Monday, April 13, 2015

The Polio Vaccine

I have written in the past how much I support parents following the recommendations of the American Academy of Pediatrics, and having their children vaccinated.

Dr. Howard Sanden, my father
One of the reason I fight so firmly on this issue is because, as a pediatrician since the late 1950's my dad already fought the good fight regarding vaccinations.

A friend of mine posted on facebook yesterday the following post (with certain language edited):
Sixty years ago today, Jonas Salk announced the polio vaccine, which saved a bagillion lives. He also refused to seek a patent so that everyone could have cheap access to treatment. Edward R Murrow once asked Salk who held a patent for the vaccine. Solidifying his place in the history of humanitarian awesomeness, Salk replied: "No one. Could you patent the sun?"

The truth is, my father treated children with polio in medical school and watched helplessly as many died from this horrible disease.  When the polio vaccine was discovered and finally made available, he was a young pediatrician new to his community, but he had seen the dangerous and loss of life due to this illness firsthand.  He knew the importance of this vaccination -- not only for those at-risk to be vaccinated, but EVERYONE to be vaccinated in the hopes that polio would become eradicated.  He single-handedly organized the polio drive to get all of Muskegon County (every single person) vaccinated.

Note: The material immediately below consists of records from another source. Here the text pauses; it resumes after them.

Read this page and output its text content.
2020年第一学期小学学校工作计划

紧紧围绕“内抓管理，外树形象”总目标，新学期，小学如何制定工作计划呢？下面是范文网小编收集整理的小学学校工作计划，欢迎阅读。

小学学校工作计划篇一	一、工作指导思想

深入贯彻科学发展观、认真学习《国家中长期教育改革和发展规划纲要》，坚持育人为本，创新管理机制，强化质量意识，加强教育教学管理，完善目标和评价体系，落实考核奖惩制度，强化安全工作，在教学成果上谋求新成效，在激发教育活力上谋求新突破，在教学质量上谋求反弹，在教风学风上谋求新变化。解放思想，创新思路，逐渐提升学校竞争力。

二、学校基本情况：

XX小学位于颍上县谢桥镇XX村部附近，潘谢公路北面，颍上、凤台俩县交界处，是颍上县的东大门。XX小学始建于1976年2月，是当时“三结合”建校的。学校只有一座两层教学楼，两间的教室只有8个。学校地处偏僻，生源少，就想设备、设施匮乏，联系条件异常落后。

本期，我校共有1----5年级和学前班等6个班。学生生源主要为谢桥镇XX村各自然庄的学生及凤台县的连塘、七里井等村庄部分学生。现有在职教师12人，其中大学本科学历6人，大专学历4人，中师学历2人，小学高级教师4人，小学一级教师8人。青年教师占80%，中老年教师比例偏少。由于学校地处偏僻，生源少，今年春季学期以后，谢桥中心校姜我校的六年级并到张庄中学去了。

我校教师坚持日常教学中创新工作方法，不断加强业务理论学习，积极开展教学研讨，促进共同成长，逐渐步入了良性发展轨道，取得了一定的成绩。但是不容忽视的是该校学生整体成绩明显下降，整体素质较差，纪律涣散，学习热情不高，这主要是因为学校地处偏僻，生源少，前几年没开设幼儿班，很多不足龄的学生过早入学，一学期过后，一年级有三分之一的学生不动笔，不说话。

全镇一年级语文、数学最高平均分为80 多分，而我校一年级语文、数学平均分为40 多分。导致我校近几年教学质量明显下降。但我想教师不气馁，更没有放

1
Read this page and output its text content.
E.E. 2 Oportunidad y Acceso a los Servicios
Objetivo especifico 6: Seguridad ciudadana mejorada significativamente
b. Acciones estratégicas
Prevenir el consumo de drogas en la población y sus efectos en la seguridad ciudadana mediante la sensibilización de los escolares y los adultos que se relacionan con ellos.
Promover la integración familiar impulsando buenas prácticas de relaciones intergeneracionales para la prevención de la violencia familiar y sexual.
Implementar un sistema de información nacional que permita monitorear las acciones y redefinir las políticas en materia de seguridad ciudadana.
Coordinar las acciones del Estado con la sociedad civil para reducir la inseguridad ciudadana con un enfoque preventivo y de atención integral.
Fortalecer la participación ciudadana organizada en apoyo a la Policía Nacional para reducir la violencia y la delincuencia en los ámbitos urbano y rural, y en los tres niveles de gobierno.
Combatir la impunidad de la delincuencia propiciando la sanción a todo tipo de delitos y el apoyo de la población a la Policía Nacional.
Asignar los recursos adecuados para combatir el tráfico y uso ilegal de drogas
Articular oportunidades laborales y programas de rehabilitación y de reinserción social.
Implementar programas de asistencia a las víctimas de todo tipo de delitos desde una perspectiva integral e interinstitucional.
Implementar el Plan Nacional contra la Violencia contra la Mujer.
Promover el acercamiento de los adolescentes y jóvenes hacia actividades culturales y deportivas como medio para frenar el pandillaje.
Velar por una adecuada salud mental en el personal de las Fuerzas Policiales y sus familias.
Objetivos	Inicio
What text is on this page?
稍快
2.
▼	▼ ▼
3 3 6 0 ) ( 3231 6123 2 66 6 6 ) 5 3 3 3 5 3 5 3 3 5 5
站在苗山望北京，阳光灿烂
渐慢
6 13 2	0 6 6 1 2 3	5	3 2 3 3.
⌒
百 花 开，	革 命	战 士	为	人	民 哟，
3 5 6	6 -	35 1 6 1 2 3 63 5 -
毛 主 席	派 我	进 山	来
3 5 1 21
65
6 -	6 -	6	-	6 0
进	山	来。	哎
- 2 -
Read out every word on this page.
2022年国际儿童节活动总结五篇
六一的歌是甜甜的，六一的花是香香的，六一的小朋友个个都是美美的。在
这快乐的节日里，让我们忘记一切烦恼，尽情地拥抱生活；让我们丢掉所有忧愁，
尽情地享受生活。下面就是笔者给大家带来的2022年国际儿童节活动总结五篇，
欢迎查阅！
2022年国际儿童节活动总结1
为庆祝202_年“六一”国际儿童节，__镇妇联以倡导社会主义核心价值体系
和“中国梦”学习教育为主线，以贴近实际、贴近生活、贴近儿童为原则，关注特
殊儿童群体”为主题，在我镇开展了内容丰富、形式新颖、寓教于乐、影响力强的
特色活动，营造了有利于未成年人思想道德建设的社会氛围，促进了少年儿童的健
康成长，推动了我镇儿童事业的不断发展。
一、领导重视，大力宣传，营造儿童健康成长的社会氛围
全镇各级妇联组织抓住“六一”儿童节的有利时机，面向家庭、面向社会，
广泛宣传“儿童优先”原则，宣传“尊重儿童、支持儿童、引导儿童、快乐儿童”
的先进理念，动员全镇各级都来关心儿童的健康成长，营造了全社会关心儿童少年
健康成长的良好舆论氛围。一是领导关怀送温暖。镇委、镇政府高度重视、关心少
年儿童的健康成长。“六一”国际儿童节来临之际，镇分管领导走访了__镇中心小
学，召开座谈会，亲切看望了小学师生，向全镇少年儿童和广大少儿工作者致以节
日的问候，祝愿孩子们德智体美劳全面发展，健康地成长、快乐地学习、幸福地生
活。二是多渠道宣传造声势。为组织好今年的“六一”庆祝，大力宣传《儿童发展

When I speak passionately about the importance of childhood vaccinations it is not a fun cause to jump aboard -- it comes from a place of deep-rooted respect.  It comes from a place of learning from our past, and honoring our history while cherishing the medical advancements and protection we have available now.

Trust be told, it blows my mind that I am fighting the same battle about the importance of vaccinations that my father won over fifty years ago.